The defendant's motion for a downward modification of his child support obligation was filed in June 2013, only eight months after the parties' 2012 postjudgment order had been entered. Accordingly, the defendant was precluded from contending that a substantial change in circumstances had occurred under the three-year passage of time provision of the statute (see Family Ct Act § 451[3][b][ii]; Domestic Relations Law § 236[B][9][b][2][ii][B]; see e.g. Rabinovich v. Shevchenko, 120 AD3d 786). The defendant also failed to provide any evidence to show that there was a change in either party's gross income by 15% or more since the 2012 postjudgment order was entered (see Family Ct Act § 451[3][b][ii]; Domestic Relations Law § 236[B][9][b][2] [ii][B] ). The evidence submitted by the defendant contrasting his 2012 income with his 2009 income was not relevant to this analysis (see e.g. Matter of Mandelowitz v. Bodden, 68 AD3d 871). The appropriate inquiry is whether there was a 15% or more change in gross income of either party in the eight months between the 2012 postjudgment order and the defendant's June 2013 motion for a downward modification of child support (see Rabinovich v. Shevchenko, 120 AD3d at 786). The evidence submitted as to that time period did not establish that there was a 15% change in gross income. Moreover, the defendant failed to make any showing that any reduction he may have had in his income in that eight-month time period was involuntary, or that he had made diligent attempts to secure employment commensurate with his education, ability, and experience (see Beard v. Beard, 300 A.D.2d 268).

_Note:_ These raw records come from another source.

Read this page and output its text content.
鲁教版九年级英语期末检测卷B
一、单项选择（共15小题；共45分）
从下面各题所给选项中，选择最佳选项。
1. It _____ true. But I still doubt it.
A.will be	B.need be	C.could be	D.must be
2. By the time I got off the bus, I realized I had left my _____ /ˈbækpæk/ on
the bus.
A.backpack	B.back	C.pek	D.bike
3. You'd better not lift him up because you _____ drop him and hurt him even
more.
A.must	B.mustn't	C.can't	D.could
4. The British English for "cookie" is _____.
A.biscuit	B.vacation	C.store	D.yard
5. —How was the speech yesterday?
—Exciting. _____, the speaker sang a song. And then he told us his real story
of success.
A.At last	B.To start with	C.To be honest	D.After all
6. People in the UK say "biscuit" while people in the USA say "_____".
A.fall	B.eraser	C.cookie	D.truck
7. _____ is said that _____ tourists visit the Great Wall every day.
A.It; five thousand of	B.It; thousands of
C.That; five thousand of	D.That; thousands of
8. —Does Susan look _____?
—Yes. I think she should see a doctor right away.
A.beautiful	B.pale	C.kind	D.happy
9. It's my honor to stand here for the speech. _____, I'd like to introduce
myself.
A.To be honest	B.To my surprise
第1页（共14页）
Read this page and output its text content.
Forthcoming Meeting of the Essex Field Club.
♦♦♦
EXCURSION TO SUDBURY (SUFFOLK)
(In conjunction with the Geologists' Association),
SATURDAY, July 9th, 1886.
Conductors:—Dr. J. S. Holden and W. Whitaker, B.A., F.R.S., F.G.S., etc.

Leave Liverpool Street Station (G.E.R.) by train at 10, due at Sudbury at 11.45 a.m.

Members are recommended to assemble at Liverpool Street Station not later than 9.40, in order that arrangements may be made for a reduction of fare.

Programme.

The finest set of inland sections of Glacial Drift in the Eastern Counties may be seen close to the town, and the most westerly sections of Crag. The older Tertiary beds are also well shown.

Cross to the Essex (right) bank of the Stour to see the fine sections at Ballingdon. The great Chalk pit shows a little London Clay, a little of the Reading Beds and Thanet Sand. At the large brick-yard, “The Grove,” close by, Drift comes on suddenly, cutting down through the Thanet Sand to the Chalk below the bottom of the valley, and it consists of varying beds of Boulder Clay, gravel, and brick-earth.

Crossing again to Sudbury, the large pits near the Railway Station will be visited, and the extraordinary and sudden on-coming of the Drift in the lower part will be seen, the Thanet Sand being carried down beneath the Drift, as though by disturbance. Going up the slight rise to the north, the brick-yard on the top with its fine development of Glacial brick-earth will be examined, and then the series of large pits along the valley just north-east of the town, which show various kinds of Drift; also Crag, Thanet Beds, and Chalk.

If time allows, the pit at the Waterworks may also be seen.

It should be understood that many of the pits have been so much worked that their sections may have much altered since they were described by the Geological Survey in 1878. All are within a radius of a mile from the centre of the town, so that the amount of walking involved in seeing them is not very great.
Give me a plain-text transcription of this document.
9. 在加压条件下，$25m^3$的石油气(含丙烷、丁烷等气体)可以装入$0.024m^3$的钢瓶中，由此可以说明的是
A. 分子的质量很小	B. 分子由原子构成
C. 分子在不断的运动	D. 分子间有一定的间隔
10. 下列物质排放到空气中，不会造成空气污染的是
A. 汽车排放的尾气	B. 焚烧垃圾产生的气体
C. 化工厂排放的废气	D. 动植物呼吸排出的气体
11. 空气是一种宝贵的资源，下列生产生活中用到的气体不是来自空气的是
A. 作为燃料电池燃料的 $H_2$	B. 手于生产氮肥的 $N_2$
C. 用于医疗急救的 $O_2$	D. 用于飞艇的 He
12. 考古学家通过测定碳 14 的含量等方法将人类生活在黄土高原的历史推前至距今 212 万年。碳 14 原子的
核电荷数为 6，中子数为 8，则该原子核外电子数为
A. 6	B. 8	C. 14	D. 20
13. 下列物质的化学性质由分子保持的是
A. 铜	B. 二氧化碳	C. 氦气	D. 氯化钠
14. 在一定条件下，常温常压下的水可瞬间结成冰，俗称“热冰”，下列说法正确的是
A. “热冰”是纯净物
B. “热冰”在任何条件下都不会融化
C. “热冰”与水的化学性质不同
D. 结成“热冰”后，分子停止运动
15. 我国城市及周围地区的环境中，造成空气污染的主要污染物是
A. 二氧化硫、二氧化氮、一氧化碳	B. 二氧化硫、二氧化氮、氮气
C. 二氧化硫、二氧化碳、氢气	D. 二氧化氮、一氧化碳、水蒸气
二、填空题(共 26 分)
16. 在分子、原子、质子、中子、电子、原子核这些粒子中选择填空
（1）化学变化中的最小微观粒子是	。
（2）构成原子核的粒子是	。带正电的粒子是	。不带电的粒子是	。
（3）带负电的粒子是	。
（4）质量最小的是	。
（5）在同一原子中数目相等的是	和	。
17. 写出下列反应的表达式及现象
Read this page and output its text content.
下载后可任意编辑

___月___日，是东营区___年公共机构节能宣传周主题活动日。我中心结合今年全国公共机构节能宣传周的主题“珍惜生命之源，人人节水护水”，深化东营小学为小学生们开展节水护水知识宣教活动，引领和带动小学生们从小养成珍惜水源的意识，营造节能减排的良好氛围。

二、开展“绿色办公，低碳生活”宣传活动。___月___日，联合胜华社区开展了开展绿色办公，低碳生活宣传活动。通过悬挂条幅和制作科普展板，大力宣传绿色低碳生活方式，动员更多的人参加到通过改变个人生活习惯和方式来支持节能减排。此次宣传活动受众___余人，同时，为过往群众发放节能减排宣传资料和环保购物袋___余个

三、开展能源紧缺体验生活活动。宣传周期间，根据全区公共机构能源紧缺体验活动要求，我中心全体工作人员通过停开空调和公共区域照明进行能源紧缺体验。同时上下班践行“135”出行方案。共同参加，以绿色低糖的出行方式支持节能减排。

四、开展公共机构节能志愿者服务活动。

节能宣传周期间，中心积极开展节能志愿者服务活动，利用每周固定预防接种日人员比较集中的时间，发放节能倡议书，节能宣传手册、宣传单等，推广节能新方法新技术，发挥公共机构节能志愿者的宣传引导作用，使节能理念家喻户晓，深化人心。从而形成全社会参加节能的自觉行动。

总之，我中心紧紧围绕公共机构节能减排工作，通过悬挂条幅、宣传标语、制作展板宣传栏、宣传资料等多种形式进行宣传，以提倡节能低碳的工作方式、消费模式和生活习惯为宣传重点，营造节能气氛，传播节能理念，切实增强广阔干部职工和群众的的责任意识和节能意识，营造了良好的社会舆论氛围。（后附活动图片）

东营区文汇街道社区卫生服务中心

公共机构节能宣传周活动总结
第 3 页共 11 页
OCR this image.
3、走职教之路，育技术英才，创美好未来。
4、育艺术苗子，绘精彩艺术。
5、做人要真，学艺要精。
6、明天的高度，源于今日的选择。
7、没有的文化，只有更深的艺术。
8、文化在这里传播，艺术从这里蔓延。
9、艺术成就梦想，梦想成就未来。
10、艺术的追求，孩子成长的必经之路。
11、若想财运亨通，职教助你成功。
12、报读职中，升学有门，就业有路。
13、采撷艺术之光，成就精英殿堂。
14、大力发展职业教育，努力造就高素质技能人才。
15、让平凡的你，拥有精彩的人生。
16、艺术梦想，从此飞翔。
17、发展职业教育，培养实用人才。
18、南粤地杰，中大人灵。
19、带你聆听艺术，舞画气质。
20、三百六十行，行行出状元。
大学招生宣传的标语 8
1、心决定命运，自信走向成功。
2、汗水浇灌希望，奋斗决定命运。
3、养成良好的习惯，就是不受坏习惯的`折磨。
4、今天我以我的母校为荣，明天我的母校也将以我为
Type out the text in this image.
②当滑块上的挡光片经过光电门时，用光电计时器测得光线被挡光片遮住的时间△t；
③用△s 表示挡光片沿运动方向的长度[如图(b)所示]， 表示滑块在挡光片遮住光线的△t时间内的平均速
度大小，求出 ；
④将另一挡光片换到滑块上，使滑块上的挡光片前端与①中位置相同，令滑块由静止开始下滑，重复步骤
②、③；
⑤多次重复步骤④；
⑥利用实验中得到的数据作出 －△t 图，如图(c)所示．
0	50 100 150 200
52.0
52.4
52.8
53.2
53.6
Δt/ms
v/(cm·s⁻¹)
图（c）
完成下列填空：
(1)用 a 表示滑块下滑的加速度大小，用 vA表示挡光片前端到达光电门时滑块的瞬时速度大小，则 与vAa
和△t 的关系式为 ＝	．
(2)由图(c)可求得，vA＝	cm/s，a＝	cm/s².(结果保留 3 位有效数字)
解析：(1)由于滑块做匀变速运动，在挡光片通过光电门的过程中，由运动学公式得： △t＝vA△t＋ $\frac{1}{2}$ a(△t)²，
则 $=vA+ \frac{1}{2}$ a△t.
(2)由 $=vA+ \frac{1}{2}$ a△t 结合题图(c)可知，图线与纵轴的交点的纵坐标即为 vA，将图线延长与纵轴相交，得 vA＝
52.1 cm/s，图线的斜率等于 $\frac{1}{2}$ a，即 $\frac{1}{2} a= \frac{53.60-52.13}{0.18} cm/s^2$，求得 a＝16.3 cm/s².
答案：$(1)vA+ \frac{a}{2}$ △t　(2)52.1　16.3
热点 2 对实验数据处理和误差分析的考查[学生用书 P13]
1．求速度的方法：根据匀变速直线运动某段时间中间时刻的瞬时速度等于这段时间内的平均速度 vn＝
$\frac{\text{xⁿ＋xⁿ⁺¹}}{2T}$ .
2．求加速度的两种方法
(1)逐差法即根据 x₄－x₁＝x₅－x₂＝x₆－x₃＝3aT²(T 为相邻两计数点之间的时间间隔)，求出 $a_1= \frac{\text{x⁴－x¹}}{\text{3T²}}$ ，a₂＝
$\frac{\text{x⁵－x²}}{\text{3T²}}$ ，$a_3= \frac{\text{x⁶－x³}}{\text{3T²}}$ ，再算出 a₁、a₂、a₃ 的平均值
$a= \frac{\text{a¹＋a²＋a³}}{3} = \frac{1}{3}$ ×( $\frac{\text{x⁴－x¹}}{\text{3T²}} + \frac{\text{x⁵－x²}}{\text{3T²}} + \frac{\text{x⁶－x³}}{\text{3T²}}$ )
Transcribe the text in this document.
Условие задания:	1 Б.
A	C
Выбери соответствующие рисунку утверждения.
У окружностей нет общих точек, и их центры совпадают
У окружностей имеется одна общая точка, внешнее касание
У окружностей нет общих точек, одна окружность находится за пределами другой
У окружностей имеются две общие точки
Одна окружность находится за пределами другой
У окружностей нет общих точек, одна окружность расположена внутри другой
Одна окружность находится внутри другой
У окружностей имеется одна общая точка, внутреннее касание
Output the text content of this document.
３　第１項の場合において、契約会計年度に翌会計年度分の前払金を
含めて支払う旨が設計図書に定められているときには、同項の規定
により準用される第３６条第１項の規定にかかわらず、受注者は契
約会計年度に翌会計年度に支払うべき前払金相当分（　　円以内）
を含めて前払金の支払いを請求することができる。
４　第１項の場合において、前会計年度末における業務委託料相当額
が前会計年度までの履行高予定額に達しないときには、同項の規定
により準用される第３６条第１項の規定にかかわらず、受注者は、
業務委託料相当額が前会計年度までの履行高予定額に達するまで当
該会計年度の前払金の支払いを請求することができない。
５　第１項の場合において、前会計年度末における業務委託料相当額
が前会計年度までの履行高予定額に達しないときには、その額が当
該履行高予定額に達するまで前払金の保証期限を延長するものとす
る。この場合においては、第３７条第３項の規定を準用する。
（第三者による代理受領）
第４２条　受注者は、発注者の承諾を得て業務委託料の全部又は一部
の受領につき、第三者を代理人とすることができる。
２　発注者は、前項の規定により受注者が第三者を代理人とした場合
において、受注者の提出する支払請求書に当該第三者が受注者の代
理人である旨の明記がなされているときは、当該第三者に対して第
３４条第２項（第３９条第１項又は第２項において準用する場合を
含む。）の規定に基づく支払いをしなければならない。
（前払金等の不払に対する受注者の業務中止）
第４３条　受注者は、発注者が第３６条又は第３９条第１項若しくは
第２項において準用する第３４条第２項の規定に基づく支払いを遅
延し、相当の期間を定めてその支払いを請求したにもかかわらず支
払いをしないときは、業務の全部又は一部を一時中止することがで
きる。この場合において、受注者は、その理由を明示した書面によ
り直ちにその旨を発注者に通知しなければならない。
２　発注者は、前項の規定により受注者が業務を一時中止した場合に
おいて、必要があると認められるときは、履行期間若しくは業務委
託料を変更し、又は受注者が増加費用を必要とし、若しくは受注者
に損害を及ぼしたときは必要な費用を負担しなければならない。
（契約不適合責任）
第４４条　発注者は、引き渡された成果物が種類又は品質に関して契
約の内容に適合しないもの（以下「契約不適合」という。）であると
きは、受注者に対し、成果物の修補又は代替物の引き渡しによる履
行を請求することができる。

The defendant also failed to establish that he was entitled to a downward modification of his spousal support obligation. The defendant was required to show that an extreme hardship would result to him if the court failed to award him the downward modification (see Matter of Galati v. Galati, 27 AD3d 737; Beard v. Beard, 300 A.D.2d 268; Matter of Alice C. v. Bernard G.C., 193 A.D.2d 97; Domestic Relations Law § 236[B][9][b] ). The defendant submitted evidence, including federal tax returns and a net worth statement for 2013, revealing that his average yearly income for 2009, 2010, 2011, and 2012 was $597,848; that he had a securities account worth $85,000; and that, after payment of his monthly child support and spousal support obligations, he had monthly resources left over in the sum of approximately $7,328.

Accordingly, the Supreme Court properly denied the defendant's motion to modify the child support and spousal support provisions of the parties' stipulation of settlement.